Ayrıca Tohum Yetiştiricisinin hasat ettiği ürünün borsaya girmediği halde borsa kesintisi yapılması uygulamasının bir an önce düzenlenmesi gerekmektedir. Köyden kentlere göçün engellenmesi için kırsalda yaşayan insanlarımıza sosyal ve kültürel alanlar oluşturulup daha özendirici politikalar uygulanmalıdır.

DAHA AZ SU TÜKETEN ÜRÜNLERE EK DESTEKLER VERİLEREK TEŞVİK EDİLMELİ 

Küresel ısınmanın etkilerinin gün geçtikçe etkisini daha fazla hissettirdiği günümüzde, hepimizin ciddi önlem alması gerekmektedir. Zira su kaynaklarının tasarruflu kullanılması daha fazla ağaçlandırma çalışmalarının yürütülmesi kaçınılmaz olmuştur. Su rezervlerinin kritik olduğu bölgelerde su ihtiyacı fazla olan bitkisel ürünlere destek verilmesi yerine, daha az su tüketen ürünlere ek destek verilerek (Buğday vb.) bu ürünlerin ekilmesi teşvik edilmelidir.
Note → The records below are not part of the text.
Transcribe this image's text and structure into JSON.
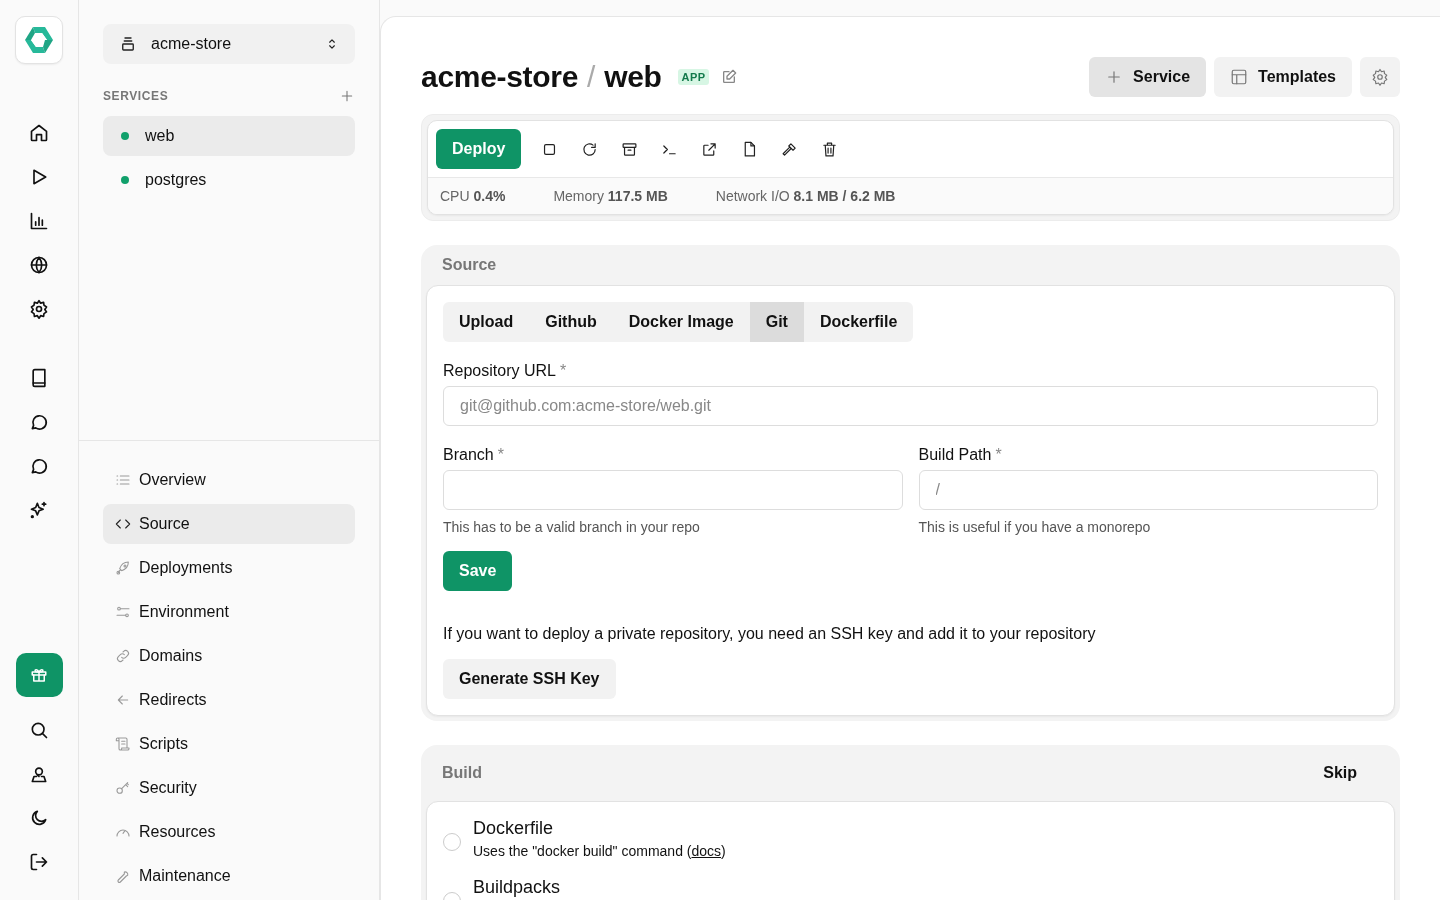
{
  "project": {
    "name": "acme-store"
  },
  "services": {
    "heading": "SERVICES",
    "items": [
      {
        "name": "web",
        "color": "#10a06b",
        "selected": true
      },
      {
        "name": "postgres",
        "color": "#10a06b",
        "selected": false
      }
    ]
  },
  "nav": [
    {
      "label": "Overview",
      "selected": false
    },
    {
      "label": "Source",
      "selected": true
    },
    {
      "label": "Deployments",
      "selected": false
    },
    {
      "label": "Environment",
      "selected": false
    },
    {
      "label": "Domains",
      "selected": false
    },
    {
      "label": "Redirects",
      "selected": false
    },
    {
      "label": "Scripts",
      "selected": false
    },
    {
      "label": "Security",
      "selected": false
    },
    {
      "label": "Resources",
      "selected": false
    },
    {
      "label": "Maintenance",
      "selected": false
    }
  ],
  "header": {
    "project": "acme-store",
    "separator": "/",
    "service": "web",
    "badge": "APP",
    "buttons": [
      "Service",
      "Templates"
    ]
  },
  "toolbar": {
    "deploy": "Deploy",
    "stats": [
      {
        "label": "CPU",
        "value": "0.4%"
      },
      {
        "label": "Memory",
        "value": "117.5 MB"
      },
      {
        "label": "Network I/O",
        "value": "8.1 MB / 6.2 MB"
      }
    ]
  },
  "source": {
    "title": "Source",
    "tabs": [
      {
        "label": "Upload",
        "selected": false
      },
      {
        "label": "Github",
        "selected": false
      },
      {
        "label": "Docker Image",
        "selected": false
      },
      {
        "label": "Git",
        "selected": true
      },
      {
        "label": "Dockerfile",
        "selected": false
      }
    ],
    "fields": [
      {
        "label": "Repository URL",
        "required_mark": "*",
        "placeholder": "git@github.com:acme-store/web.git"
      },
      {
        "label": "Branch",
        "required_mark": "*",
        "hint": "This has to be a valid branch in your repo"
      },
      {
        "label": "Build Path",
        "required_mark": "*",
        "placeholder": "/",
        "hint": "This is useful if you have a monorepo"
      }
    ],
    "save": "Save",
    "ssh_note": "If you want to deploy a private repository, you need an SSH key and add it to your repository",
    "ssh_button": "Generate SSH Key"
  },
  "build": {
    "title": "Build",
    "skip": "Skip",
    "options": [
      {
        "title": "Dockerfile",
        "description_before": "Uses the \"docker build\" command (",
        "link": "docs",
        "description_after": ")",
        "checked": false
      },
      {
        "title": "Buildpacks",
        "checked": false
      }
    ]
  }
}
Her geçen gün daha da artmakta olan plansız arazi kullanımı konusundaki rekabet, tarım arazisi miktarının azalmasına ilişkin olarak Gıda ihtiyacını tehlikeye düşürmekle karşı karşıya kaldığımız önemli bir sorun haline gelmiştir. Ekonominin ana sektörlerinden olan tarımın en temel sermayesi toprak, diğer üretim faktörlerinden farklı olarak yeniden üretilemez nitelikte olduğundan, sürdürülebilir kullanımı özel bir önem arz etmektedir. Ayrıca Tarımda etkin su kullanımını sağlayan araç ve tekniklerin kullanımı ülkemizin öncelikli hedefleri arasında yer almalıdır. Unutulmamalıdır ki, Türkiye'de tüketilen toplam suyun %73 ü tarımda kullanılmaktadır.